Ella era encantadora. ¡Qué digo encantadora!
Era una de las mujeres más bonitas de París. Pero de eso yo no me daba cuenta.
Yo la encontraba bonita –ocurría que lo era extremadamente-. Esto no era más que una coincidencia. Tenía una sonrisa adorable y ojos acariciadores. Soñaba con ella.
¿Decírselo? Antes la muerte. ¿Entonces? Probárselo.
Hacer economías durante toda la semana y cometer una locura el domingo siguiente.
Hice estas economías y cometí esta locura. Ocho francos: un enorme ramo de violetas.
¡Era magnífico! Era el más bello ramo de violetas que se haya visto nunca.

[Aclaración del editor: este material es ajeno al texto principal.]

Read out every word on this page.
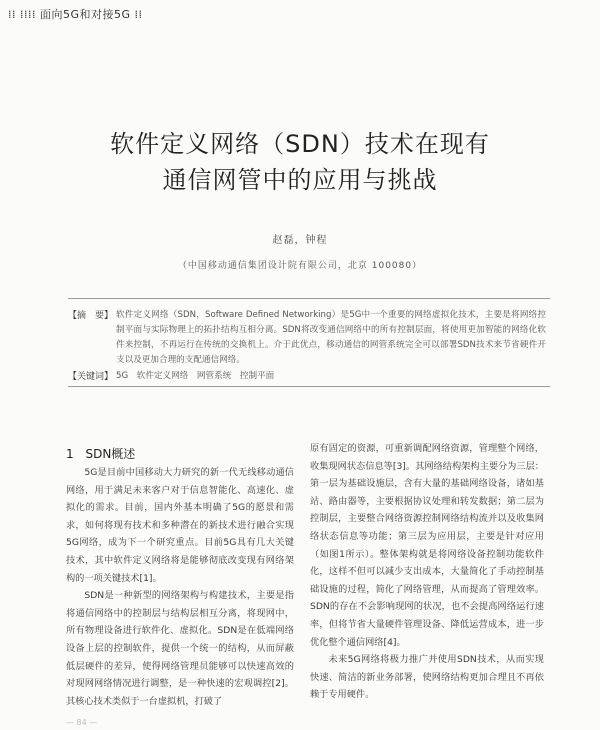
⁞⁞ ⁞⁞⁞⁞ 面向5G和对接5G ⁞⁞
软件定义网络（SDN）技术在现有
通信网管中的应用与挑战
赵磊，钟程
（中国移动通信集团设计院有限公司，北京 100080）
【摘　要】 软件定义网络（SDN，Software Defined Networking）是5G中一个重要的网络虚拟化技术，主要是将网络控制平面与实际物理上的拓扑结构互相分离。SDN将改变通信网络中的所有控制层面，将使用更加智能的网络化软件来控制，不再运行在传统的交换机上。介于此优点，移动通信的网管系统完全可以部署SDN技术来节省硬件开支以及更加合理的支配通信网络。
【关键词】 5G　软件定义网络　网管系统　控制平面
1 SDN概述

5G是目前中国移动大力研究的新一代无线移动通信网络，用于满足未来客户对于信息智能化、高速化、虚拟化的需求。目前，国内外基本明确了5G的愿景和需求，如何将现有技术和多种潜在的新技术进行融合实现5G网络，成为下一个研究重点。目前5G具有几大关键技术，其中软件定义网络将是能够彻底改变现有网络架构的一项关键技术[1]。

SDN是一种新型的网络架构与构建技术，主要是指将通信网络中的控制层与结构层相互分离，将现网中，所有物理设备进行软件化、虚拟化。SDN是在低端网络设备上层的控制软件，提供一个统一的结构，从而屏蔽低层硬件的差异，使得网络管理员能够可以快速高效的对现网网络情况进行调整，是一种快速的宏观调控[2]。其核心技术类似于一台虚拟机，打破了

原有固定的资源，可重新调配网络资源，管理整个网络，收集现网状态信息等[3]。其网络结构架构主要分为三层：第一层为基础设施层，含有大量的基础网络设备，诸如基站、路由器等，主要根据协议处理和转发数据；第二层为控制层，主要整合网络资源控制网络结构流并以及收集网络状态信息等功能；第三层为应用层，主要是针对应用（如图1所示）。整体架构就是将网络设备控制功能软件化，这样不但可以减少支出成本，大量简化了手动控制基础设施的过程，简化了网络管理，从而提高了管理效率。SDN的存在不会影响现网的状况，也不会提高网络运行速率，但将节省大量硬件管理设备、降低运营成本，进一步优化整个通信网络[4]。

未来5G网络将极力推广并使用SDN技术，从而实现快速、简洁的新业务部署，使网络结构更加合理且不再依赖于专用硬件。

— 84 —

Me hacían falta dos manos para llevarlo.
Mi plan: llegar a su casa a las dos y solicitar verla.
La cosa no fue fácil. Estaba ocupada.
La camarera me condujo al gabinete. Se estaba peinando para salir. Entré con el corazón en un brinco.
-¡Hola, pequeño! ¿Para qué quieres verme?
No se había vuelto aún. No había visto el ramo, no podía comprender.
-Para esto, señora. Y le tendí mis ocho francos de violetas.
Me pareció que la partida estaba ganada. Me había aproximado a ella, temblando.
Cogió entre sus manos mi ramo como se coge la cabeza de un niño y lo llevó a su bello rostro como para besarlo.
-¡Y huele bien! Luego, añadió despidiéndome:
- Dale las gracias de mi parte a tu papá.